Mother Part I‘ est la seule ballade présente sur le disque, menée à la guitare acoustique, cette ‘accalmie’ musicale dotée d’un chant presque lointain, apaisé et doublé d’un discret choeur, s’achève sur des effets sonores dignes des transitions de Tool faisant ainsi le lien avec le morceau suivant ‘Please‘. Alors que ‘Mother Part II‘ contraste forcément, Inuendo étant ici lancé dans une dynamique plus rock que métal qui constituait jusqu’alors le plus gros de l’album. Un titre plus simple, presqu’évident mais très catchy dans son genre grâce à une mélodie imparable.
Vanilla Sky‘ signe le retour du groupe au métal au même titre que ‘Sick‘ dont l’intro électro laisse vite place à une deuxième partie plus hard avant de se terminer dans une débauche sonore limite hardcoresque. Une fin d’album un peu plus brute qui se perpétue avec ‘Realize‘, à base de basse slappée (façon Primus) et d’un chant évoluant avec aisance entre deux univers antagonistes. Rien de tout ça n’empêchant d’ailleurs les enchaînements sonores de se faire avec une grande subtilité, prouvant que l’album tient plus du trip audio que de la succession de morceaux classique. L’album se termine d’ailleurs sur une sorte d’interlude, plus parlé que chanté mais tout aussi trippant, avant de nous balancer en continu un son qui ferait presque penser à un mystérieux message se répétant à l’infini. Bien évidemment non sans raison car c’est après 10 mn que le groupe nous balance une ghost track tout en déferlement sonore pour un titre métal plus simple, plus direct toujours scindé en deux mais réellement efficace, mené par une basse omniprésente.

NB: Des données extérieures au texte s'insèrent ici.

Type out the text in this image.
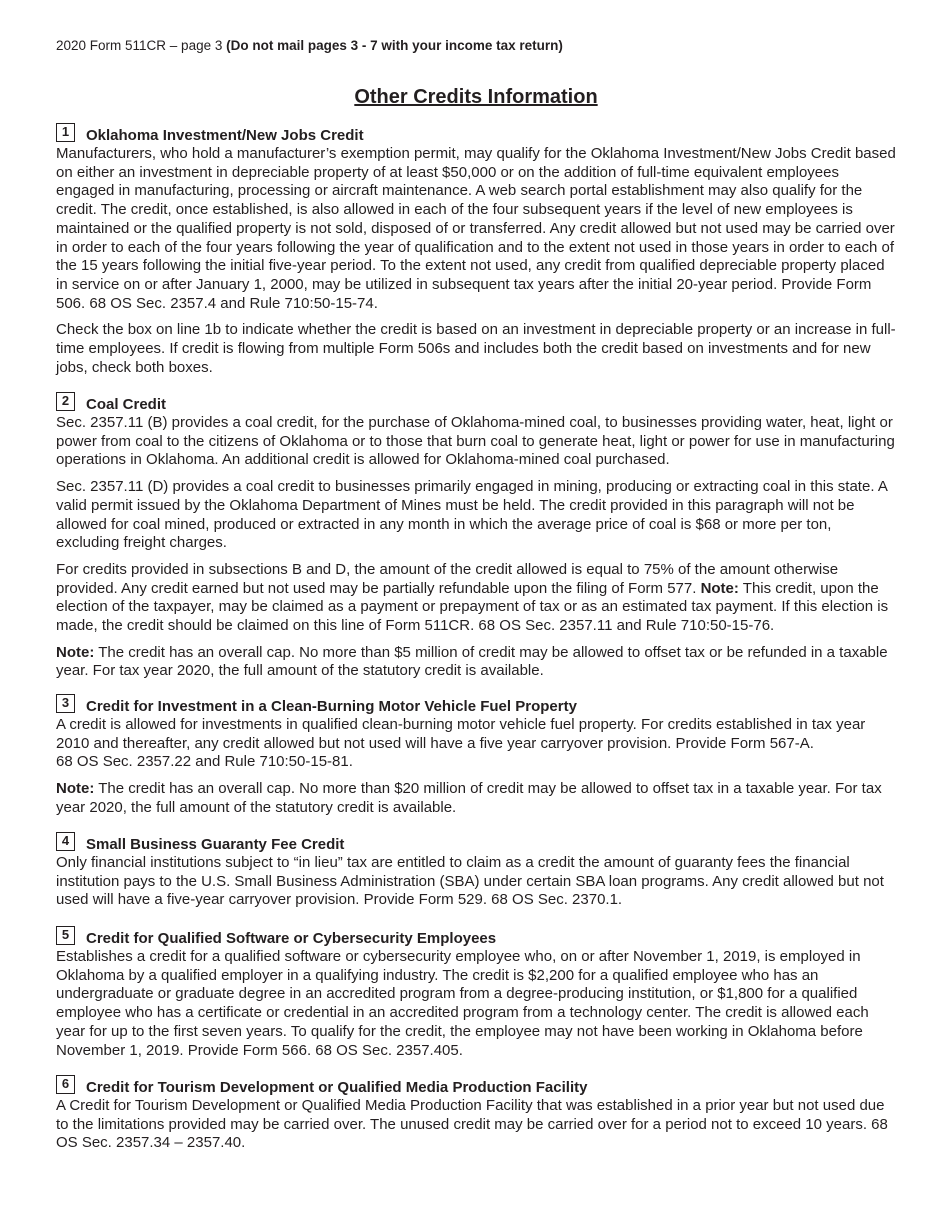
2020 Form 511CR – page 3 (Do not mail pages 3 - 7 with your income tax return)
Other Credits Information
1	Oklahoma Investment/New Jobs Credit

Manufacturers, who hold a manufacturer’s exemption permit, may qualify for the Oklahoma Investment/New Jobs Credit based on either an investment in depreciable property of at least $50,000 or on the addition of full-time equivalent employees engaged in manufacturing, processing or aircraft maintenance. A web search portal establishment may also qualify for the credit. The credit, once established, is also allowed in each of the four subsequent years if the level of new employees is maintained or the qualified property is not sold, disposed of or transferred. Any credit allowed but not used may be carried over in order to each of the four years following the year of qualification and to the extent not used in those years in order to each of the 15 years following the initial five-year period. To the extent not used, any credit from qualified depreciable property placed in service on or after January 1, 2000, may be utilized in subsequent tax years after the initial 20-year period. Provide Form 506. 68 OS Sec. 2357.4 and Rule 710:50-15-74.

Check the box on line 1b to indicate whether the credit is based on an investment in depreciable property or an increase in full-time employees. If credit is flowing from multiple Form 506s and includes both the credit based on investments and for new jobs, check both boxes.

2	Coal Credit

Sec. 2357.11 (B) provides a coal credit, for the purchase of Oklahoma-mined coal, to businesses providing water, heat, light or power from coal to the citizens of Oklahoma or to those that burn coal to generate heat, light or power for use in manufacturing operations in Oklahoma. An additional credit is allowed for Oklahoma-mined coal purchased.

Sec. 2357.11 (D) provides a coal credit to businesses primarily engaged in mining, producing or extracting coal in this state. A valid permit issued by the Oklahoma Department of Mines must be held. The credit provided in this paragraph will not be allowed for coal mined, produced or extracted in any month in which the average price of coal is $68 or more per ton, excluding freight charges.

For credits provided in subsections B and D, the amount of the credit allowed is equal to 75% of the amount otherwise provided. Any credit earned but not used may be partially refundable upon the filing of Form 577. Note: This credit, upon the election of the taxpayer, may be claimed as a payment or prepayment of tax or as an estimated tax payment. If this election is made, the credit should be claimed on this line of Form 511CR. 68 OS Sec. 2357.11 and Rule 710:50-15-76.

Note: The credit has an overall cap. No more than $5 million of credit may be allowed to offset tax or be refunded in a taxable year. For tax year 2020, the full amount of the statutory credit is available.

3	Credit for Investment in a Clean-Burning Motor Vehicle Fuel Property

A credit is allowed for investments in qualified clean-burning motor vehicle fuel property. For credits established in tax year 2010 and thereafter, any credit allowed but not used will have a five year carryover provision. Provide Form 567-A.
68 OS Sec. 2357.22 and Rule 710:50-15-81.

Note: The credit has an overall cap. No more than $20 million of credit may be allowed to offset tax in a taxable year. For tax year 2020, the full amount of the statutory credit is available.

4	Small Business Guaranty Fee Credit

Only financial institutions subject to “in lieu” tax are entitled to claim as a credit the amount of guaranty fees the financial institution pays to the U.S. Small Business Administration (SBA) under certain SBA loan programs. Any credit allowed but not used will have a five-year carryover provision. Provide Form 529. 68 OS Sec. 2370.1.

5	Credit for Qualified Software or Cybersecurity Employees

Establishes a credit for a qualified software or cybersecurity employee who, on or after November 1, 2019, is employed in Oklahoma by a qualified employer in a qualifying industry. The credit is $2,200 for a qualified employee who has an undergraduate or graduate degree in an accredited program from a degree-producing institution, or $1,800 for a qualified employee who has a certificate or credential in an accredited program from a technology center. The credit is allowed each year for up to the first seven years. To qualify for the credit, the employee may not have been working in Oklahoma before November 1, 2019. Provide Form 566. 68 OS Sec. 2357.405.

6	Credit for Tourism Development or Qualified Media Production Facility

A Credit for Tourism Development or Qualified Media Production Facility that was established in a prior year but not used due to the limitations provided may be carried over. The unused credit may be carried over for a period not to exceed 10 years. 68 OS Sec. 2357.34 – 2357.40.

Au final, on se retrouve donc avec un album de très grande qualité dans les mains aux compositions complexes et hyper travaillées. Fortement inspirés, les musiciens nous livrent ici un véritable hommage à la scène US des années 90 sans pour autant tomber dans les travers de la copie pure et simple, grâce à un habile jeu de sensibilités musicales très contrastées, faisant que tout auditeur passant à proximité de cet album ne pourra qu’être happé par ce ‘Focus On The Heart Of Things‘. Il ne vous reste donc plus qu’une chose à faire, aller écouter à votre tour quelques titres sur leur page Myspace afin de découvrir en (petite) partie l’étendue de leur incontestable talent.